If consumed in large quantities we recommend you contact your Vet immediately.



    • The most important thing is to be careful and watchful. Sugar Free Marshmallows are a big no no, but many folks have not had issues with moderate amounts of normal marshmallows. That said it doesn’t mean they are good for your dog either.

  1. i found my self playing with my puppy thats like a few months old or some weeks? and then noticed he started vomiting two times then noticed a half bitten color pencil and marshmellow. the next day he was not good at all when my sister woke me up only to find my dog very sick on the sofa witch my brother saw him like that on the grass. until some hours of sleep he felt much better and to midnight he was like as healthy as he can ever be. I am curious since hes only a puppy and got sick so early.. still im making money to get him to be checked.
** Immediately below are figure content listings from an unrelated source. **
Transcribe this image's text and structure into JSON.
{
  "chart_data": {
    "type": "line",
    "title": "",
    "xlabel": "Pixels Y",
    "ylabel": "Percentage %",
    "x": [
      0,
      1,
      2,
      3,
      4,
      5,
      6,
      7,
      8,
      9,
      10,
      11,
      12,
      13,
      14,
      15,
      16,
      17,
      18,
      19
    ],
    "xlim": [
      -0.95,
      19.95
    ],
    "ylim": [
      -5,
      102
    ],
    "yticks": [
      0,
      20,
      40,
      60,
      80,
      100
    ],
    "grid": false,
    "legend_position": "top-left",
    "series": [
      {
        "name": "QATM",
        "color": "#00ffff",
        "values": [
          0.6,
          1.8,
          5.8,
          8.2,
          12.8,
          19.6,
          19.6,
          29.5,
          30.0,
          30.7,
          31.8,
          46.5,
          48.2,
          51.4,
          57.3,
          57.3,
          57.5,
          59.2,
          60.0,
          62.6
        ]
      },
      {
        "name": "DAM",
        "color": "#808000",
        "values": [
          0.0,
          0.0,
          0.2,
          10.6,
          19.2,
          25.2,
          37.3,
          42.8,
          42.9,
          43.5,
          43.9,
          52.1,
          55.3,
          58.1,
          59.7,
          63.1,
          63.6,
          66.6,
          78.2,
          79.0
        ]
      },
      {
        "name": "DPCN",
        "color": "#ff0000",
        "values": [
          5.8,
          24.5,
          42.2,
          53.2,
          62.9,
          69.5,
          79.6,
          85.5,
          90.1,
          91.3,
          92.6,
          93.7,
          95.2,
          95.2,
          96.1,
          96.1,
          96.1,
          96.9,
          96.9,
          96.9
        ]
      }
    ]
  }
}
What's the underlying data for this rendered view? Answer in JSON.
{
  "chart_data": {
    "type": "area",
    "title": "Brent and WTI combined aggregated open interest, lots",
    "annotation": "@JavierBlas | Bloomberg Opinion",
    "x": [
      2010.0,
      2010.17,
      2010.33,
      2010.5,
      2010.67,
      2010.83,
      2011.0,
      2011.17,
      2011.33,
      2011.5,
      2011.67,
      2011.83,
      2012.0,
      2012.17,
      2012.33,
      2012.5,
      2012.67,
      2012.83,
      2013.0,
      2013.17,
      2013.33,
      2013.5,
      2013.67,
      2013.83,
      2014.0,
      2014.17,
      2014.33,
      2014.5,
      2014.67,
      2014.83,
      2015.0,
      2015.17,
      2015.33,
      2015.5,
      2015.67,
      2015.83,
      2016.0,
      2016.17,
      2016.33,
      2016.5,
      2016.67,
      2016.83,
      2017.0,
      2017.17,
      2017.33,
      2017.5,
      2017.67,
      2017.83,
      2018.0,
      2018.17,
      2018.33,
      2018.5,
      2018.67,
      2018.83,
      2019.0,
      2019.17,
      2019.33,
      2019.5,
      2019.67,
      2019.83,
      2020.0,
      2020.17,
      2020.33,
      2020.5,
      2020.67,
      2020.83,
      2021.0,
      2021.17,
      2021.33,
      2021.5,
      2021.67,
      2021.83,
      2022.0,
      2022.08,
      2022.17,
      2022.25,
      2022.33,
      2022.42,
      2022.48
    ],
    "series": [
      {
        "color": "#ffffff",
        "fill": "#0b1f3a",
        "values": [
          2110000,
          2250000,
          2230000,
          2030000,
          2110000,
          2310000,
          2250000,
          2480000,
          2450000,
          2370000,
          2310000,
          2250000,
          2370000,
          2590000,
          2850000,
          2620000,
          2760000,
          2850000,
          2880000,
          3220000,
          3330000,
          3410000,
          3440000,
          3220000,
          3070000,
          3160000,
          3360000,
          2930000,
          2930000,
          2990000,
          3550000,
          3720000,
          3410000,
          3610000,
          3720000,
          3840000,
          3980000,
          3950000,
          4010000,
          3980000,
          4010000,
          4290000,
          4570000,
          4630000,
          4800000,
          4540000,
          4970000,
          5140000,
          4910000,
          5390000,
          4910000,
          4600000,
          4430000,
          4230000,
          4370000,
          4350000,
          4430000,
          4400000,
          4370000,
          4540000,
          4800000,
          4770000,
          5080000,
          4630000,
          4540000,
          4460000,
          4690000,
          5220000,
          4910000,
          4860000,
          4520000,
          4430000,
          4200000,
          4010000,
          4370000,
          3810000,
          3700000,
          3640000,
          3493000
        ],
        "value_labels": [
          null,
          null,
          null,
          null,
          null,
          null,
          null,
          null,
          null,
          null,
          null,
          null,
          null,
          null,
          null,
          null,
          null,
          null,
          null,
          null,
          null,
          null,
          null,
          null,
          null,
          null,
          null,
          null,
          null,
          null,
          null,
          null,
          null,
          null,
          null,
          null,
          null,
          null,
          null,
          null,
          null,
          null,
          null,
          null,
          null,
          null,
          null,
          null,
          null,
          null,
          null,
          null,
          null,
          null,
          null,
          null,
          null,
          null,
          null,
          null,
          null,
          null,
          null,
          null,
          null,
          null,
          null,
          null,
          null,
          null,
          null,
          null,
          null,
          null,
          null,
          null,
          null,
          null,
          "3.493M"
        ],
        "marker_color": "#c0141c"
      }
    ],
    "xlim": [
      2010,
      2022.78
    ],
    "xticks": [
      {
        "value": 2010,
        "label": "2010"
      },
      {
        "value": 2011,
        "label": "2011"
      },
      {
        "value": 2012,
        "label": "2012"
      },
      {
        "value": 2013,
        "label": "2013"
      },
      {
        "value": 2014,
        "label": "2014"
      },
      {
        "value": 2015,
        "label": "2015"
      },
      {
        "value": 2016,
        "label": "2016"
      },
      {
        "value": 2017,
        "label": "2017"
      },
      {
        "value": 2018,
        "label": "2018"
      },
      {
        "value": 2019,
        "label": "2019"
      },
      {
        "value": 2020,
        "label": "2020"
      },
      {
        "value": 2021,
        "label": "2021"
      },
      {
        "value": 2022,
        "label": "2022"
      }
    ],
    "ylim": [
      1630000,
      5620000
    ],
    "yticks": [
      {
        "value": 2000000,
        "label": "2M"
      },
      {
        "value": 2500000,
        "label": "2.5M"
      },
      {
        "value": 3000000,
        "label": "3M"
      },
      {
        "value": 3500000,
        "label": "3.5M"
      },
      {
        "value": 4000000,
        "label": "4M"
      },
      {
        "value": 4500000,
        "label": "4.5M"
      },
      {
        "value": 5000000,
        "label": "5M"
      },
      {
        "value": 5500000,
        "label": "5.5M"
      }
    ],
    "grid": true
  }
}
  2. You are ignoring the very IMPORTANT FACT that marshmallows are hypo allergenic treats for dogs with severe allergies who can only eat their dietary kibble prescribed by a vet such as mine. Although I agree people may take it too far and it is not good, my dog is perfectly healthy and gets checked multiple times a year while still receiving the occasional marshmallow as a treat. I break one giant marshmallow down into 4 little pieces and give him one at a time throughout the day if he deserves some treats. You need to consider all types of dogs. This allergy affects almost half of dogs out there and for some like mine, not even special hypo treats made by companies stop the itching or rashes that can occur. While marshmallow has not affected his body in any way like all the other possibilities we tried.

  3. Our dog turns his nose away from peanut butter, in fact we can only get medication in him via a marshmallow! He needs it twice a day, so it’s easier to pre-load the medication, (one and a half pills) that will not melt and taste bitter, as it would in a moist alternative, such as hotdogs or cheese.
    We know that sugary snacks can lead to a dog not wanting to eat his food, BUT he eats top of the line dog food and has 2 milkbones daily.
    If only he did not have a skin issue that makes him scratch!!!

  4. The end makes it sound like they poop and vomit to avoid a sugar rush. Kinda cool! Imagine if kids did that instead of getting so hyperactive.